On that final episode, as judge John's comment at the top of this piece suggests, all three contestants performed wonderfully, producing a three-course meal of their own devising in two and a half hours. The format of the show dictated that there had to be a "winner." In my book they were all winners--people I was happy to have shared all that time with, and from whom I learned some fascinating lessons about people, their talents and skills and how they develop them, and how they perform under many sorts of extreme (but absolutely real) pressure.

It was a lot of fun too. Food is not only one of the most basic human needs, but one of the most basic ways we socialize and extend hospitality. ("Breaking bread" is more than a metaphor.) And John and Gregg clearly love good food. There was something infectious about the pleasure they got whenever a contestant produced some really good food, and even more so when they weren't expecting it. Sometimes it was even more fun when they were expecting it. Like in the final show, when Gregg made attempt to hide his almost desperate eagerness to taste the ravioli stuffed with foie gras and other goodies that Thomi produced as her starter course. He seemed to think they were every bit as good as he had hoped, and they made John pretty happy too.
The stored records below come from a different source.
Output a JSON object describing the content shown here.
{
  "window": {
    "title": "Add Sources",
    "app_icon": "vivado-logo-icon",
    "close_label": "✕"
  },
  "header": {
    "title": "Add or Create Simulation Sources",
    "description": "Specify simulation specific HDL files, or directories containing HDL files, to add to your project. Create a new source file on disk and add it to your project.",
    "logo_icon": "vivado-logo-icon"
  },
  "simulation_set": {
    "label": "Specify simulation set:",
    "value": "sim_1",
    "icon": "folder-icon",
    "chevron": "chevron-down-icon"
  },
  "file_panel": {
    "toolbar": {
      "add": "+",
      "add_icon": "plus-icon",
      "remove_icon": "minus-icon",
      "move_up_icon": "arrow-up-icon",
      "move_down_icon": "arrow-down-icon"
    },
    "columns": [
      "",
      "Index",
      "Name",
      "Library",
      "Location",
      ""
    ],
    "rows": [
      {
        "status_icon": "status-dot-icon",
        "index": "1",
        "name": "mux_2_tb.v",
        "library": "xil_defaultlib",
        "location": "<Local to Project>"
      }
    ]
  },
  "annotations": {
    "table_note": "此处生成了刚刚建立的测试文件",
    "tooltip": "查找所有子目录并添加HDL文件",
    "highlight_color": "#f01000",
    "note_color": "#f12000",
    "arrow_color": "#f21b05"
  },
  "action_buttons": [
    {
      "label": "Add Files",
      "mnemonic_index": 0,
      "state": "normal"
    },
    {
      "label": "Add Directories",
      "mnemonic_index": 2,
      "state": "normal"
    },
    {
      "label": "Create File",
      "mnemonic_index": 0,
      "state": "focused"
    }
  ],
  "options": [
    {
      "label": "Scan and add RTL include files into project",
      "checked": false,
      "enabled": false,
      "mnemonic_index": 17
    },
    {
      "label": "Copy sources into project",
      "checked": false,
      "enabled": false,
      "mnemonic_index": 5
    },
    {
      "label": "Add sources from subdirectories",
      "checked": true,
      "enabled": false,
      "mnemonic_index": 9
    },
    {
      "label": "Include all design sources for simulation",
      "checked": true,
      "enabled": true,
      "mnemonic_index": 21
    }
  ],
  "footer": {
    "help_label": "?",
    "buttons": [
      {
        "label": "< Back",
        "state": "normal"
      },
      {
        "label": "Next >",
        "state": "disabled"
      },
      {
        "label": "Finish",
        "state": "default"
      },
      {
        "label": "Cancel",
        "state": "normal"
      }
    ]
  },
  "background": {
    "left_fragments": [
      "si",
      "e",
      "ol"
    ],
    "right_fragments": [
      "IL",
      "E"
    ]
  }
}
Somehow, watching made me happy too, and I didn't even get to taste the damned ravioli.

2 Comments:

At 11:10 AM, Anonymous Anonymous said...

With Due Regard to the BBC programe MasterChef, I would like to know what credentials the bald guy Gregg Wallace has ?
Furtermore, what does he know about ''a plate of gooood fooood '' as he calls it other than wheeling vegatables about in some market.
He looks like, sounds like , and behaves like a barrow boy which no doubt he is.
What an annoying individual he is, get him off and get someone on who knows at least something about the subject!!!

 
At 1:55 PM, Anonymous Anonymous said...

What an excellent blog on MasterChef. I applied for the Dutch version of the show, starting this September for the first time. I utterly hope they stay true to the format, as that is the only reason I considered applying for a cookery show on tv.